Il devient de plus en plus difficile de frauder
L'Echo se veut plus positif, estimant que s'il reste fort à faire en matière de lutte contre l'évasion fiscale, des progrès considérables ont néanmoins été effectués ces dernières années :
«Depuis la crise financière de 2008, un mouvement mondial, sous l'égide de l'OCDE, s'est mis en place pour contrer la fraude fiscale. Depuis, c'est sur le terrain de l'échange d'informations que les choses ont le plus progressé. Depuis septembre 2017, 50 pays se sont engagés dans cette voie. Et une cinquantaine d'autres pays ont promis d'être prêts d'ici septembre 2018. Parmi eux, l'Autriche mais aussi la Suisse, chantre du secret bancaire, et d'importantes places financières comme les Bahamas. L'échange automatique est en passe de devenir le standard mondial, chose impensable en 2008.»
Le paradis ? Seulement pour les riches
Il est scandaleux que les entreprises se soustraient massivement à leurs responsabilités envers la société, critique Süddeutsche Zeitung :
«Cela fait longtemps que les paradis fiscaux ne sont plus des lieux mal-famés - ce sont aujourd'hui les points de rencontre collectifs de l'élite économique. ... Pour des entreprises qui se targuent de s'acquitter d'un taux d'impôt de 15 pour cent, la mondialisation est paradisiaque : on peut s'assurer des avantages, contourner les obligations. C'est impudent, scandaleux, et ceci n'existait même pas dans le Jardin d'Eden. ... Ce n'est pas avec le modèle des paradis fiscaux que l'on créera le paradis sur terre. Leur raison d'être est justement de ne pas être accessible à tous, d'être inabordables. Leur isolement envoie un message à ceux qui sont à l'extérieur, ici-bas, dans notre monde fiscalisé, aux côtés de l'Etat-providence, des règles et du processus démocratique : l'enfer, c'est vous.»
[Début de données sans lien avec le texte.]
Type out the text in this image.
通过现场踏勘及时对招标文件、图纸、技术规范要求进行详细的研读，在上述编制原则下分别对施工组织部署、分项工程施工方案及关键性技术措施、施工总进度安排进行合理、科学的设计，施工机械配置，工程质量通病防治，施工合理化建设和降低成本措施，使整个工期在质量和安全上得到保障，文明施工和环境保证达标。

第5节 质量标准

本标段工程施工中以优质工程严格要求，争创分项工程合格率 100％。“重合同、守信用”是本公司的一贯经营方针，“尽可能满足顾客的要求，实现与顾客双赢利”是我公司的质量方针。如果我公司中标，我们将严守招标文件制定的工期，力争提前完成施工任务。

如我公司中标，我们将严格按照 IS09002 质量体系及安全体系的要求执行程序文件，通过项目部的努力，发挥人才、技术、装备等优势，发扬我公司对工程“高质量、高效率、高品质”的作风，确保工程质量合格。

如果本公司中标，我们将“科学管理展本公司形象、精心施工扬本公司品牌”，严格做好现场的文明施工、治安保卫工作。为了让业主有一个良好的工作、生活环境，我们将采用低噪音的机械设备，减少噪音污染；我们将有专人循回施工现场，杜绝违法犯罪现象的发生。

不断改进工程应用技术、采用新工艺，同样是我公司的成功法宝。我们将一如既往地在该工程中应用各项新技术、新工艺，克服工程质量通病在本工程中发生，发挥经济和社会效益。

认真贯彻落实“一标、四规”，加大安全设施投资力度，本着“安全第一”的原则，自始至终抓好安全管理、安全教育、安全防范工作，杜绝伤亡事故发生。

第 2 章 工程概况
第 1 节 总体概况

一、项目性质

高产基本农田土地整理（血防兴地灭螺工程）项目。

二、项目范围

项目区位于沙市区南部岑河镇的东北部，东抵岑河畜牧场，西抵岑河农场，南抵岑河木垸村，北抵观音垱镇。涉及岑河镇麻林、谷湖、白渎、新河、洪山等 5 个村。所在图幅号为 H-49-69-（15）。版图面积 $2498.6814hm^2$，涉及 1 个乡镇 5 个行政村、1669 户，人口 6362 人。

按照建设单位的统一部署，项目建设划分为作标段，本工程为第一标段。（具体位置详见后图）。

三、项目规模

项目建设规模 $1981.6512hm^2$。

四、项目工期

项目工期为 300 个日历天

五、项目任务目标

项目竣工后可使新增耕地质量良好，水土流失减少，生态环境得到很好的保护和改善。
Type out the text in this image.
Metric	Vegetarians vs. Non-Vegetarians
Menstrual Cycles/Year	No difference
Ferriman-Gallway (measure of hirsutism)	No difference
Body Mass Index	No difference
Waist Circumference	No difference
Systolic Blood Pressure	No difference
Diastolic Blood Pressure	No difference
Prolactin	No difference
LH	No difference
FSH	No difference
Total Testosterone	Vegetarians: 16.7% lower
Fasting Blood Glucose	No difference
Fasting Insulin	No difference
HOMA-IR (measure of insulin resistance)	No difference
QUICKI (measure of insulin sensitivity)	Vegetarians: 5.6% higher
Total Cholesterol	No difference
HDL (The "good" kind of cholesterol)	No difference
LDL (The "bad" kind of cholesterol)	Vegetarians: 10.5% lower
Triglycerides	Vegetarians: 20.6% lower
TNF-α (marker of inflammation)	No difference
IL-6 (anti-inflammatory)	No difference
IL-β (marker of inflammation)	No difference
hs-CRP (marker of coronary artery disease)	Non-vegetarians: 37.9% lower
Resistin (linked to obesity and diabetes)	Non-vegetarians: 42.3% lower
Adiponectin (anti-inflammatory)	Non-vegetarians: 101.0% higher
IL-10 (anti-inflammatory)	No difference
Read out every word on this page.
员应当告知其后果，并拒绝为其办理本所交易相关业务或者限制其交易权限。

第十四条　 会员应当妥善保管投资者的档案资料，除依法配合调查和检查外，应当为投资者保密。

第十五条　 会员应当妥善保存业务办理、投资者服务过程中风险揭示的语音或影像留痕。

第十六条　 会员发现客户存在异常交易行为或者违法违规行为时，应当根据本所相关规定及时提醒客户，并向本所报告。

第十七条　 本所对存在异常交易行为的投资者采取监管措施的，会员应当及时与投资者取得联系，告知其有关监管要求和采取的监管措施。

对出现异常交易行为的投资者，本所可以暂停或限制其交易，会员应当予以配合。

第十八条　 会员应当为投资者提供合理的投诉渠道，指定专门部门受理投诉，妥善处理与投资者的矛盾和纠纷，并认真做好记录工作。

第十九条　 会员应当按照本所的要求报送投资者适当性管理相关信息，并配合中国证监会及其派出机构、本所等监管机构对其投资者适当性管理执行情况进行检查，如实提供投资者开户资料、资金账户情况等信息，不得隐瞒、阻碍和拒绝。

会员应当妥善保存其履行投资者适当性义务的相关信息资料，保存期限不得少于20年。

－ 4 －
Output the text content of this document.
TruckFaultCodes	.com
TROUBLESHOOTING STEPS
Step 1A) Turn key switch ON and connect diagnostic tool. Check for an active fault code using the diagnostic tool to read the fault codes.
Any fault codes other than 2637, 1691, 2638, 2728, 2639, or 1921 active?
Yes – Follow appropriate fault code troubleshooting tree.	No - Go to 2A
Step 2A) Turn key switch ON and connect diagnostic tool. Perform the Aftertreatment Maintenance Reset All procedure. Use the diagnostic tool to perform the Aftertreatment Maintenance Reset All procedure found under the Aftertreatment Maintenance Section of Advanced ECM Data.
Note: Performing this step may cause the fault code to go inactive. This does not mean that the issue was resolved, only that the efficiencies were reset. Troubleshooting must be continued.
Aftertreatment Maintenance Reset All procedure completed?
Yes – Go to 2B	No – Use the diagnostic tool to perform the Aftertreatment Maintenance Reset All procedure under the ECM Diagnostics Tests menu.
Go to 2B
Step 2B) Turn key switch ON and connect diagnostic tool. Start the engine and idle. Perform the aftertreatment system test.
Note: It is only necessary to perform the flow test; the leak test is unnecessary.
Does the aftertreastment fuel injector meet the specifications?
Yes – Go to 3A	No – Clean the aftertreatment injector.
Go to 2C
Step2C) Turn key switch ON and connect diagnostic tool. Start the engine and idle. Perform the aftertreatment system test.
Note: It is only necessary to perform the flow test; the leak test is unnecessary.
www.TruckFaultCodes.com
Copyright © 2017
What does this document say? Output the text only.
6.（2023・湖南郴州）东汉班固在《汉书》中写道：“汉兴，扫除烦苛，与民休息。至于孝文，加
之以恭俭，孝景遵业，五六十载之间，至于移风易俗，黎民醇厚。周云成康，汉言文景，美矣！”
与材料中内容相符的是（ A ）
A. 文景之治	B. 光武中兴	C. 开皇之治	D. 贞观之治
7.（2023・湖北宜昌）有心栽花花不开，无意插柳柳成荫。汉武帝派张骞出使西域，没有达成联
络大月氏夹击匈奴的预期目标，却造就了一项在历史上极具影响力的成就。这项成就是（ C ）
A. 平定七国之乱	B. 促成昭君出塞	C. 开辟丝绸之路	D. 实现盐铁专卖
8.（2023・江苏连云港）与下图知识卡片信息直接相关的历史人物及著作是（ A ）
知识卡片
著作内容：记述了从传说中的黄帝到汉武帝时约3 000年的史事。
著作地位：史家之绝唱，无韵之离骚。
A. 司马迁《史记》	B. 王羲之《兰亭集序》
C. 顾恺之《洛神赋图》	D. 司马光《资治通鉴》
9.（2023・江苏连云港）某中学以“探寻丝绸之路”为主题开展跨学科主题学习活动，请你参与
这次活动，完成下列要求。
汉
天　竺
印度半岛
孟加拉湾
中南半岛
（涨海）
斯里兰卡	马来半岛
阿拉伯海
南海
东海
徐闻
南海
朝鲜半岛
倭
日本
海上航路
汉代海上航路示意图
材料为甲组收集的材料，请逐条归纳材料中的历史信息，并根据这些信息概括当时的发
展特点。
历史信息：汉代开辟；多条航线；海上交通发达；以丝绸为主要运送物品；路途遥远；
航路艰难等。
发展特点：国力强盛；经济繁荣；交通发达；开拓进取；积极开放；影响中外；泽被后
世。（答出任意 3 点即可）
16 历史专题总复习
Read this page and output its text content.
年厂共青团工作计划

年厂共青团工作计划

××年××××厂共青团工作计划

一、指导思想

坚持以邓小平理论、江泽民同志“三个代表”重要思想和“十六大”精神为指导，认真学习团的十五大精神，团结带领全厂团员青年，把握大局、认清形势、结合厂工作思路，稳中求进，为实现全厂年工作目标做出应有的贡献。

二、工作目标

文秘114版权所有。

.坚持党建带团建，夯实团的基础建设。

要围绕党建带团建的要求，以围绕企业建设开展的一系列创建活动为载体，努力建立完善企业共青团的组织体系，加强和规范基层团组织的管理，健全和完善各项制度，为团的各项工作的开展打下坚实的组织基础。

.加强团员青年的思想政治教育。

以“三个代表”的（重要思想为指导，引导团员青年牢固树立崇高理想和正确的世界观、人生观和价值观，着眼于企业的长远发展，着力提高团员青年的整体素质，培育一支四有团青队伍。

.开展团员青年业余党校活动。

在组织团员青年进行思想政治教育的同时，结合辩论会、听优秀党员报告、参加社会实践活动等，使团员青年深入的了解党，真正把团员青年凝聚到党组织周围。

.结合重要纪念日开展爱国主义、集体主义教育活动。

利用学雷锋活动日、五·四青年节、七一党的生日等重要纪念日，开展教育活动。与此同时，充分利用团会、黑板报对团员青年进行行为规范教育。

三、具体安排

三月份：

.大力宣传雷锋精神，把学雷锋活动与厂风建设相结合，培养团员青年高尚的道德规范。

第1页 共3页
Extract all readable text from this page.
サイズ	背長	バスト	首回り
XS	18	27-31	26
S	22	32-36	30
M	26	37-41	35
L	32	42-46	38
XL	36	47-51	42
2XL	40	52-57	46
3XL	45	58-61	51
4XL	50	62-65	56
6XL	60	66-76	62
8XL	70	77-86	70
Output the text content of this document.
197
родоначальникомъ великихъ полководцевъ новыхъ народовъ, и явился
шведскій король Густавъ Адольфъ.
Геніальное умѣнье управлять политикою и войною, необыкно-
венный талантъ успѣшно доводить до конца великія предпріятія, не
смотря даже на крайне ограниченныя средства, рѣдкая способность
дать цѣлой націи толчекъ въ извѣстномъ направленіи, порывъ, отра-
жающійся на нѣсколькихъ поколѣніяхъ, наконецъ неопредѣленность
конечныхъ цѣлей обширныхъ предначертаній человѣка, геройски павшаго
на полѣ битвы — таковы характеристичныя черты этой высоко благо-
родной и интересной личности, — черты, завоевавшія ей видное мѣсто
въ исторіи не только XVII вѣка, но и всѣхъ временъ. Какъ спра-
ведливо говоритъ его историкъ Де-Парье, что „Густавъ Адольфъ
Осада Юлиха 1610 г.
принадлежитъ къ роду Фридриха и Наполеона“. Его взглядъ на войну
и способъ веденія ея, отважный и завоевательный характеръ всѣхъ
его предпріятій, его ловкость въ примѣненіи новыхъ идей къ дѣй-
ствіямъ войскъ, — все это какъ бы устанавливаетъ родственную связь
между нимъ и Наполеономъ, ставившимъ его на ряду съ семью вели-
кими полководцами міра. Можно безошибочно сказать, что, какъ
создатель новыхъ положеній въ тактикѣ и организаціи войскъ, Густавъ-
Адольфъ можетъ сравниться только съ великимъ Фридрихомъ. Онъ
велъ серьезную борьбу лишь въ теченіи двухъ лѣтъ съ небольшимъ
L'indignation est restée sans lendemain
Dans le journal De Volkskrant, la chroniqueuse Sheila Sitalsing évoque un sentiment de déjà-vu :
«De nouveau, les noms de personnes célèbres et allergiques à l'impôt surgissent dans les journaux. De nouveau, l'indignation. ... De nouveau, on voit clairement qu'un groupe de privilégiés se croit au-dessus des lois. Les siècles derniers, le peuple investissait encore le palais pour réclamer la tête du monarque. Nous, les petites gens, sommes trop civilisés aujourd'hui pour couper des têtes. La seule chose qu'il reste à faire, c'est de civiliser les fraudeurs fiscaux.»